I am working on a Raspberry Pi core for my UECIDE project.
UECIDE is a port of the Arduino IDE and is aimed at running with many many different microcontrollers. PIC32, AVR, Arm, etc.
My latest endeavor is to make a core for compiling programs on the Pi (running UECIDE directly on the Pi) using the same API as the Arduino does. The aim is that you can then use a lot of the existing Arduino libraries for interfacing with external hardware, and you don't need to learn a new environment when switching from Arduino to Pi.
It's incomplete at the moment, but I'm looking for testers and feedback to help shape the project into what it needs to be.
http://uecide.org
At the moment the core supports:
GPIO input and output
Analog input through an ADC128S102 SPI 8-channel ADC (all I had to hand when I was building my breakout - I want to make it work with more).
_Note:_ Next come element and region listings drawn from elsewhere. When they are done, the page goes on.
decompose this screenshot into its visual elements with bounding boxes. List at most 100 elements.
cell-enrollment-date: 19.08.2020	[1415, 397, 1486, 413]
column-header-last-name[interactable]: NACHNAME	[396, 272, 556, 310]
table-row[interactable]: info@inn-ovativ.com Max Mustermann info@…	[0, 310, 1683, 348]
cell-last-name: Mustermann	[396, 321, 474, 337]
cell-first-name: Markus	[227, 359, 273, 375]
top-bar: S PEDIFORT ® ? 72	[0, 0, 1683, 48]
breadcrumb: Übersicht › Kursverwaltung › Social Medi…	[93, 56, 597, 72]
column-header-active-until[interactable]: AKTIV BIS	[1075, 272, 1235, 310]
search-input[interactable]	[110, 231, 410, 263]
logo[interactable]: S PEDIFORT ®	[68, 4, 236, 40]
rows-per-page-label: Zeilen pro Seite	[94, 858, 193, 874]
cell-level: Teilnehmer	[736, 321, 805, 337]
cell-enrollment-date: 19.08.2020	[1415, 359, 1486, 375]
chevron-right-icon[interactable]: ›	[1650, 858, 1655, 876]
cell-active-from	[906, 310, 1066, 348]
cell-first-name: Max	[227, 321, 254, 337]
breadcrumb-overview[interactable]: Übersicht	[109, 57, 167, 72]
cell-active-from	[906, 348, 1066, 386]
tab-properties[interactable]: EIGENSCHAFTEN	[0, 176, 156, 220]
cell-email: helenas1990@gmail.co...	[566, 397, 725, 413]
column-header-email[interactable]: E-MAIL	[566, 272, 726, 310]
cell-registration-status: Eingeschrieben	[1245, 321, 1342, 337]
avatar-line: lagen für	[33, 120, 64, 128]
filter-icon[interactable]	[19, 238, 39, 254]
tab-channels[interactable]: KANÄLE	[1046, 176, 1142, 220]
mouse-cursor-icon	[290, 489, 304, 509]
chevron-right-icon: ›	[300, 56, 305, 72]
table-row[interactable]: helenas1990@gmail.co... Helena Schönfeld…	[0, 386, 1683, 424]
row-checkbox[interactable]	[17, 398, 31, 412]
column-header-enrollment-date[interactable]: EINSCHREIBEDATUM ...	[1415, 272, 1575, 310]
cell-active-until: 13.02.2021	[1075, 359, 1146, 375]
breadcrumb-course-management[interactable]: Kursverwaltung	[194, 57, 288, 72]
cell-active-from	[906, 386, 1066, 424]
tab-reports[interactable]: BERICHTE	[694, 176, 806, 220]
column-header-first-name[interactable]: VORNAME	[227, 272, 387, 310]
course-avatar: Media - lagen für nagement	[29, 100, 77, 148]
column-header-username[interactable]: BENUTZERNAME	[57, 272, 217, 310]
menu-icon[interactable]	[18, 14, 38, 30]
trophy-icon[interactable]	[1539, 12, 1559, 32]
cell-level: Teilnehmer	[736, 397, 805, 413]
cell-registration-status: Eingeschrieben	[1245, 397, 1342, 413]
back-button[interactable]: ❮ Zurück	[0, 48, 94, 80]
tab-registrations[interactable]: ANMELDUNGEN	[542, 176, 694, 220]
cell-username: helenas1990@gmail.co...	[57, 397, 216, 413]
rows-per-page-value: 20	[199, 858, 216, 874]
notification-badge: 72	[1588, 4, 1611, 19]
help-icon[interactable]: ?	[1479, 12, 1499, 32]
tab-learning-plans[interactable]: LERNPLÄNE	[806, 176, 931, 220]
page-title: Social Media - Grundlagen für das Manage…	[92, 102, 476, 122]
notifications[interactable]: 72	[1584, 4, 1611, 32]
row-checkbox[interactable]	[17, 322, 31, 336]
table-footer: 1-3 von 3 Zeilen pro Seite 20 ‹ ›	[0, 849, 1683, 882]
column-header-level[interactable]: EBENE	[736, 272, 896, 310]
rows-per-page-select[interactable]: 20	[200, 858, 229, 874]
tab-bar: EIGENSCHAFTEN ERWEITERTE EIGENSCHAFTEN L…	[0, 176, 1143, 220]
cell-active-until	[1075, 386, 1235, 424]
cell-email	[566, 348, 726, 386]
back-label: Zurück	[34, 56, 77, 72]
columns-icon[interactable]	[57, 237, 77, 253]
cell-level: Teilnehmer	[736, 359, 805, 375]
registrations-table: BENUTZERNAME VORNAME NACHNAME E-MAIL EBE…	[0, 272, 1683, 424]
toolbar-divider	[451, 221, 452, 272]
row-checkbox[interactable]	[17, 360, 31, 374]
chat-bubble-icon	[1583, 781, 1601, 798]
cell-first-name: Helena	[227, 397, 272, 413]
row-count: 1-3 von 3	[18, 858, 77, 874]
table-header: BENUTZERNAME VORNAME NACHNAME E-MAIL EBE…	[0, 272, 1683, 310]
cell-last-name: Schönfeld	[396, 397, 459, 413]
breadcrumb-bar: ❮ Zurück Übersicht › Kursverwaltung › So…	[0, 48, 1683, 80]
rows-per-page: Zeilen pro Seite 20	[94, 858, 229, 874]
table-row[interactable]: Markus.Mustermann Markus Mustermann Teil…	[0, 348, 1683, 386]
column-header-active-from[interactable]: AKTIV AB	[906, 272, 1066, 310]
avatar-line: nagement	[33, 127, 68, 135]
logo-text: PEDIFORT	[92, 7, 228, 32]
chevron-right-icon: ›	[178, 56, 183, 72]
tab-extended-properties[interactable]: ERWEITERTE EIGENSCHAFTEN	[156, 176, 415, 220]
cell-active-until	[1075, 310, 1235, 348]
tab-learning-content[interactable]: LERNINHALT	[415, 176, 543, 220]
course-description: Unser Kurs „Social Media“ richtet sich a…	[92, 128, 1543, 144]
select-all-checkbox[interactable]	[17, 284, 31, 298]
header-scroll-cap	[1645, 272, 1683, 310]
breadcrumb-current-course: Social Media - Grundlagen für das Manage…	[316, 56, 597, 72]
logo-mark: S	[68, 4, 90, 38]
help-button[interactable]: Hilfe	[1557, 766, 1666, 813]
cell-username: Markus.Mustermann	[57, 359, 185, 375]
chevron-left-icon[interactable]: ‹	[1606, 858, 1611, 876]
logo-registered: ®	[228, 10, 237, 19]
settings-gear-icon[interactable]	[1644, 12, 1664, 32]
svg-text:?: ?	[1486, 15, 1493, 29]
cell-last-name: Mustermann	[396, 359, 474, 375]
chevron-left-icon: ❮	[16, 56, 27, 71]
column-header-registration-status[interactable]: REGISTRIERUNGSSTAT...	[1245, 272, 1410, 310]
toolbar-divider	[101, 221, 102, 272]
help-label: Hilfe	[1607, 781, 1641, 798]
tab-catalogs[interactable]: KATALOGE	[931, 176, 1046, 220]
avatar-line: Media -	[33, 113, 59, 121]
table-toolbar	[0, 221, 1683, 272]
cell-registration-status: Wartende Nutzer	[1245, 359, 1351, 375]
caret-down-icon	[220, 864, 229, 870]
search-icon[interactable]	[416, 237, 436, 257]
Software PWM on all pins (350Hz, running in separate thread - software because the PWM in the Broadcom chip is a nightmare, and only 1 pin besides!).
SPI with manual chip-select (the same way you do with the Arduino - compatibility is everything here...)
"uploading" the program to the microcontroller launches the program in an X Terminal.
Console class that works like the Serial class of Arduino (for stdin/out).
Serial class through /dev/ttyAMA0, and can be used on other serial devices too (USB dongles, Bluetooth rfcomm, etc).
There's no I2C yet, though I will be implementing that soon (I just need to knock up some hardware to test it with).